His research focus has been on the exploration of fundamental physics at high energies, first in colliders, and now in the early universe. Akito finds high-energy physics compelling for two reasons. First, the high-energy scale is the regime of physics that is always new to us, often allowing us to discover the fundamental structure of physics at lower energies. The second reason is the Big Bang, which tells us that the early universe was extremely hot, and that as a result, we need to understand high-energy physics to answer the ultimate question of how the universe began. In turn, observations of the initial universe have the potential to probe physics at the energy scale of 10^16GeV, which we would not otherwise have access to.
Primordial gravitational waves are a unique channel through which we can "see" the early universe, and CMB polarization is the ultimate probe of primordial gravitational waves, via the B-mode (or oddparity) signature. Inflationary models predict gravitational waves that manifest as the B-mode CMB fluctuations on degree angular scales. A detection of such a signal would be strong evidence of the inflation scenario and constitute the first observational connection between quantum physics and gravity; this would significantly impact our very basic understanding of fundamental physics.
At Princeton, Akito works for the ABS experiment, which aims to more precisely measure CMB polarization. ABS has deployed 240 polarimeters employing transition-edge sensor (TES) bolometers observing at 150 GHz. ABS will achieve one of the most precise determinations of the B-mode with its unique advantages: a continuously rotating half wave plate providing fast and clean modulation and systematically clean optics consisting of a cryogenic side-fed Dragone telescope and feedhorn coupled TES detectors.
Outside of ABS, Akito also explores new ideas on how to measure CMB polarization. He is developing new and unique concepts on instrumentation using highly multi-moded polarization sensitive sensors. This method has a potential of providing competitive sensitivity with lower cost, while also offering a wide range of frequency bands for foreground removal and good control of instrumental systematics. These are unique features that none of the other existing experiments has.

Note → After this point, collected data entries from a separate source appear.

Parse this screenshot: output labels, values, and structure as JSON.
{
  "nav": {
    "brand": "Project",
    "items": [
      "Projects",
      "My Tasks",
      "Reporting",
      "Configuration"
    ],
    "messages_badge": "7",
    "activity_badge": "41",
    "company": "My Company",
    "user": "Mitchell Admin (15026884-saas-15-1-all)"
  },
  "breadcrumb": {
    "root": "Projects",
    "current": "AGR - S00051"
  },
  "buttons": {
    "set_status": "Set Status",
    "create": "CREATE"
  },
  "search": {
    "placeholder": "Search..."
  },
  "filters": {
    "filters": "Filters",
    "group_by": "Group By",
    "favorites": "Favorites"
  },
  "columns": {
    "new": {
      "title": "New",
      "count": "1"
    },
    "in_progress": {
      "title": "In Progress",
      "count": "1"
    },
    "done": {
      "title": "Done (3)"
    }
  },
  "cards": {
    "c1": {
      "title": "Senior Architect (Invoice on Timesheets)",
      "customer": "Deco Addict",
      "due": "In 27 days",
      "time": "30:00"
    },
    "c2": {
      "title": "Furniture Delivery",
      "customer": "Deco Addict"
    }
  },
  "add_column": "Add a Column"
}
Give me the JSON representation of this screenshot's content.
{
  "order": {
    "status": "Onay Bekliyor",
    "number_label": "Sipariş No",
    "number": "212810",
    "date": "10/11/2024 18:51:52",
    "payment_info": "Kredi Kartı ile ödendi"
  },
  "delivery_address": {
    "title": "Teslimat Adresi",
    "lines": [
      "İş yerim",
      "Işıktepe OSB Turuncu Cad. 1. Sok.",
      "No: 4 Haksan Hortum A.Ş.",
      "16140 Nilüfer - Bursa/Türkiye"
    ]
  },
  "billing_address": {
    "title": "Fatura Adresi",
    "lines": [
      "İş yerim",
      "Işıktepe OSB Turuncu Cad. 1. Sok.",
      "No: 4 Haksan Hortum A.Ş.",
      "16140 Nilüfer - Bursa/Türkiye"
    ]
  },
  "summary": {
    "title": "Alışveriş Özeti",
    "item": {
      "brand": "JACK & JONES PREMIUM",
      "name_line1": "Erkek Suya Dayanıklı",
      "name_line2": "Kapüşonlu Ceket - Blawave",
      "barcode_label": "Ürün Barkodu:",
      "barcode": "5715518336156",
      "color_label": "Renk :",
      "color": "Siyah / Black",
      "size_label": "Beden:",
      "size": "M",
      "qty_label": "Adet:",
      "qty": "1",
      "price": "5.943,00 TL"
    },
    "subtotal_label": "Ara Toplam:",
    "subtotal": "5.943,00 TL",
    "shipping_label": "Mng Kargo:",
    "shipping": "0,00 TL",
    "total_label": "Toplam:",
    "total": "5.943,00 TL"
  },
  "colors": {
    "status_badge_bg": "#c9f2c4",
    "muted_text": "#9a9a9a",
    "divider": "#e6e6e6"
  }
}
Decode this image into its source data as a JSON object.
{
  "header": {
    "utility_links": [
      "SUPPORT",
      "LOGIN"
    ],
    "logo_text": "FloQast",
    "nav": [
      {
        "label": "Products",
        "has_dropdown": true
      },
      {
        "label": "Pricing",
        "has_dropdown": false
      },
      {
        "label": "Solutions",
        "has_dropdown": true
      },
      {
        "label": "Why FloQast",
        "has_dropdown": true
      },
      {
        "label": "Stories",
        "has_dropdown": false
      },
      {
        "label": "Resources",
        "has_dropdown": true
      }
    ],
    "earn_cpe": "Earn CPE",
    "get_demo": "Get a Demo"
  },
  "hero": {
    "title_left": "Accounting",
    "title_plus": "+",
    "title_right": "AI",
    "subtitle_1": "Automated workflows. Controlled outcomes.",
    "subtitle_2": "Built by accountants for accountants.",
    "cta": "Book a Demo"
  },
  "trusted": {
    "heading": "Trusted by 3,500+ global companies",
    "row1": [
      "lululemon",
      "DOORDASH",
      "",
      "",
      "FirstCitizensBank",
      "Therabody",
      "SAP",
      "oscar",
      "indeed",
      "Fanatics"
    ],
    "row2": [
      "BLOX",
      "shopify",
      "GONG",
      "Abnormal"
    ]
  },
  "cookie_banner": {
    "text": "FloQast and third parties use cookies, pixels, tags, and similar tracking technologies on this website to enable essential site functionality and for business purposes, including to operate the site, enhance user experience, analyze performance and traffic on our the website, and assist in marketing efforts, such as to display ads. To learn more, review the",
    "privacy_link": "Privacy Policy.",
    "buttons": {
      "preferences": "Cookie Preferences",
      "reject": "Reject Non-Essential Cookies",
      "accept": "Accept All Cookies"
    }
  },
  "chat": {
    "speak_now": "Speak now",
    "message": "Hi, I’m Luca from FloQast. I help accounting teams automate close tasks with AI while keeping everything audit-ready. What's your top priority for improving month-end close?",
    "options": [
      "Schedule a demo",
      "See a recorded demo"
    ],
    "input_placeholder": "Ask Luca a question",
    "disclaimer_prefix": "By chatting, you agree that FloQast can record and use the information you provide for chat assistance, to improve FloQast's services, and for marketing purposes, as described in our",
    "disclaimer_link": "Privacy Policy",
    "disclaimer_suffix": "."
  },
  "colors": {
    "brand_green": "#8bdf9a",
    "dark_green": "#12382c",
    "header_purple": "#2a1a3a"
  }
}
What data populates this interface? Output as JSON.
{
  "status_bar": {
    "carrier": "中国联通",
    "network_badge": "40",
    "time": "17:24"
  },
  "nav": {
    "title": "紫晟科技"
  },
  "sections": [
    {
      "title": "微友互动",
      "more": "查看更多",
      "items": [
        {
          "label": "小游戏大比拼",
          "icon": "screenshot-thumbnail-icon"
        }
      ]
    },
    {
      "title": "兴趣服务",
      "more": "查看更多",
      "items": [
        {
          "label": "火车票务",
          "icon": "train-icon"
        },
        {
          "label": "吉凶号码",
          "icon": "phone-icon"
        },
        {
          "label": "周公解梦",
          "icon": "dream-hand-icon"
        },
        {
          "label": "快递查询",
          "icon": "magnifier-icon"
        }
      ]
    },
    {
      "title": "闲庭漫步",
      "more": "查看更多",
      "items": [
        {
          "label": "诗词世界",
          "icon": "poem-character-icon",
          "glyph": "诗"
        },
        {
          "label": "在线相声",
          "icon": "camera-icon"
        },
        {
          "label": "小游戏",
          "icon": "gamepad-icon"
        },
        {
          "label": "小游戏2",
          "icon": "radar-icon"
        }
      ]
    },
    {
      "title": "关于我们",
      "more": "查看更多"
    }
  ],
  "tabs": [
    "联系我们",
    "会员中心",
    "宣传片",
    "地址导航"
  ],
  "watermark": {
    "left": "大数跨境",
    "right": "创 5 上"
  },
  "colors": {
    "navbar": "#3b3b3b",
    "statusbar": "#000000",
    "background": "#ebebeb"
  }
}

Akito is also completing results from the QUIET experiment, where he has been a leading member for more than five years. QUIET is an experiment for CMB polarization, employing a unique HEMT technology, and released results from its 40GHz and 90GHz receivers in 2011 and 2012, respectively.
- QUIET Collaboration, "The QUIET instrument," arXiv:1207.5562 (2012), submitted to Astrophys.J.
- QUIET Collaboration, "Second Season QUIET Observations: Measurements of the CMB Polarization Power Spectrum at 95 GHz," Astrophys.J.760:145 (2012).
- A. Kusaka et al, "MuSE: a novel experiment for CMB polarization measurement using highly multimoded bolometers," SPIE Conference Series, 8452, 84521L (2012).
- QUIET Collaboration, "First Season QUIET Observations: Measurements of CMB Polarization Power Spectra at 43 GHz in the Multipole Range 25 <= ell <= 475," Astrophys.J.741:111 (2011).
- Belle Collaboration, A.Kusaka, C.C.Wang et al, "Measurement of CP Asymmetries and Branching Fractions in a Time-Dependent Dalitz Analysis of B0-->(rho pi)0 and a Constraint on the Quark Mixing Angle phi2," Physical Review D, APS, Vol 77, 072001 (2008).
- Belle Collaboration, A.Kusaka, C.C.Wang, H.Ishino et al, "Measurement of CP Asymmetry in a Time-Dependent Dalitz Analysis of B0-->(rho pi)0 and a Constraint on the Quark Mixing Angle phi2," Physical Review Letters, APS, Vol. 98, 221602 (2007).